Flexible work has been identified as a significant way for employees to balance their work and outside life. Flexible work entails a variety of measures that may include reduced hours, working from home, a compressed working week and taking time in lieu. Working flexibly can be beneficial for both employees and employers, such as through increased commitment and productivity, and reduced absenteeism.

But Our Thinking Hasn’t Really Changed

Yet despite these clear changes in family and work structure, those with caring responsibilities are marginalized in many workplaces. The “ideal worker” is still conceptualized as someone who works full-time and does not let outside responsibilities impinge on their work availability or duties. Australians work long hours, in places where being present and seen is still often equated with being productive.

This may be one reason why employees often have difficulty accessing flexible work. And where it is made available, working flexibly may still have career repercussions, since using such arrangements is often equated with a lack of career ambition, meaning flexible workers are overlooked for promotion. Indeed, flexible working in poor quality jobs may increase, rather than relieve, stress about work life balance.

Actually, Maybe Times Haven’t Changed So Much

Not surprisingly, research shows that women are more likely to request and be granted flexible work than men, particularly women with children, to accommodate their caring responsibilities. Women continue to do more unpaid household work than men, often doing a “second shift” of housework after paid work, though men are doing more work than in the past, particularly in relation to childcare. 

Plus, women working flexibly often experience “gendered trade-offs”, where career is sacrificed for care, stalling progress on workplace gender equality more broadly.

So Let’s Really Change The Way We Think

An article in The Conversation discusses the need to challenge how we perceive women and men’s roles in society, starting with how we talk to our children (and especially our boys).

Also read: ‘Work-Life Balance’ for Women – Is It Even Possible?

Similarly, to change our ingrained social and workplace attitudes, we need to assert the value of life outside work and normalize working flexibly for both women and men alike. A large part of this change therefore involves encouraging and helping more men achieve equilibrium between work and life, through flexible working arrangements.

The Australian Government Workplace Gender Equality Agency is encouraging this with its Equilibrium Challenge campaign. The first initiative of the campaign is the production of a series of micro-documentaries. The series follows the journeys of five corporate men embarking on flexible work arrangements. Each week features a new short episode about their pursuit of equilibrium between work and life, whether that entails spending more time with family, less time commuting, or just more time pursuing their dreams.
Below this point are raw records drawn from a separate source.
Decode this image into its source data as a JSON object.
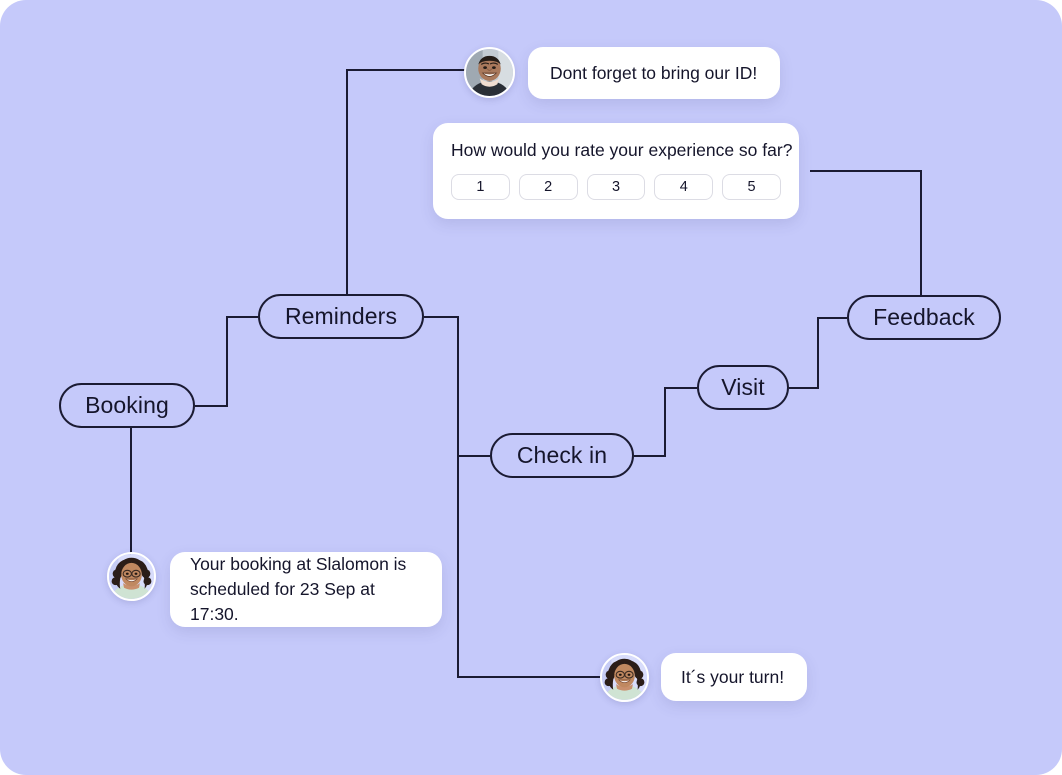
{
  "canvas": {
    "background_color": "#c5c9fa",
    "line_color": "#1b1b33",
    "bubble_color": "#ffffff",
    "text_color": "#15152b"
  },
  "flow": {
    "nodes": [
      {
        "id": "booking",
        "label": "Booking"
      },
      {
        "id": "reminders",
        "label": "Reminders"
      },
      {
        "id": "checkin",
        "label": "Check in"
      },
      {
        "id": "visit",
        "label": "Visit"
      },
      {
        "id": "feedback",
        "label": "Feedback"
      }
    ]
  },
  "messages": {
    "reminder_id": {
      "text": "Dont forget to bring our ID!",
      "avatar": "man-smiling-avatar"
    },
    "booking_confirmation": {
      "text": "Your booking at Slalomon is scheduled for 23 Sep at 17:30.",
      "avatar": "woman-glasses-avatar"
    },
    "your_turn": {
      "text": "It´s your turn!",
      "avatar": "woman-glasses-avatar"
    }
  },
  "rating_card": {
    "question": "How would you rate your experience so far?",
    "options": [
      "1",
      "2",
      "3",
      "4",
      "5"
    ]
  }
}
Increasing flexibility for men is not the entire answer to workplace gender inequality, but it is a necessary and often neglected piece of breaking down the norms and beliefs that impede our progress towards a more just and productive society. Conversations like those taking place in the Equilibrium Man Challenge make a promising start in challenging our preconceptions about work and workers, ultimately dismantling the illusory trade-off between career success and life outside work.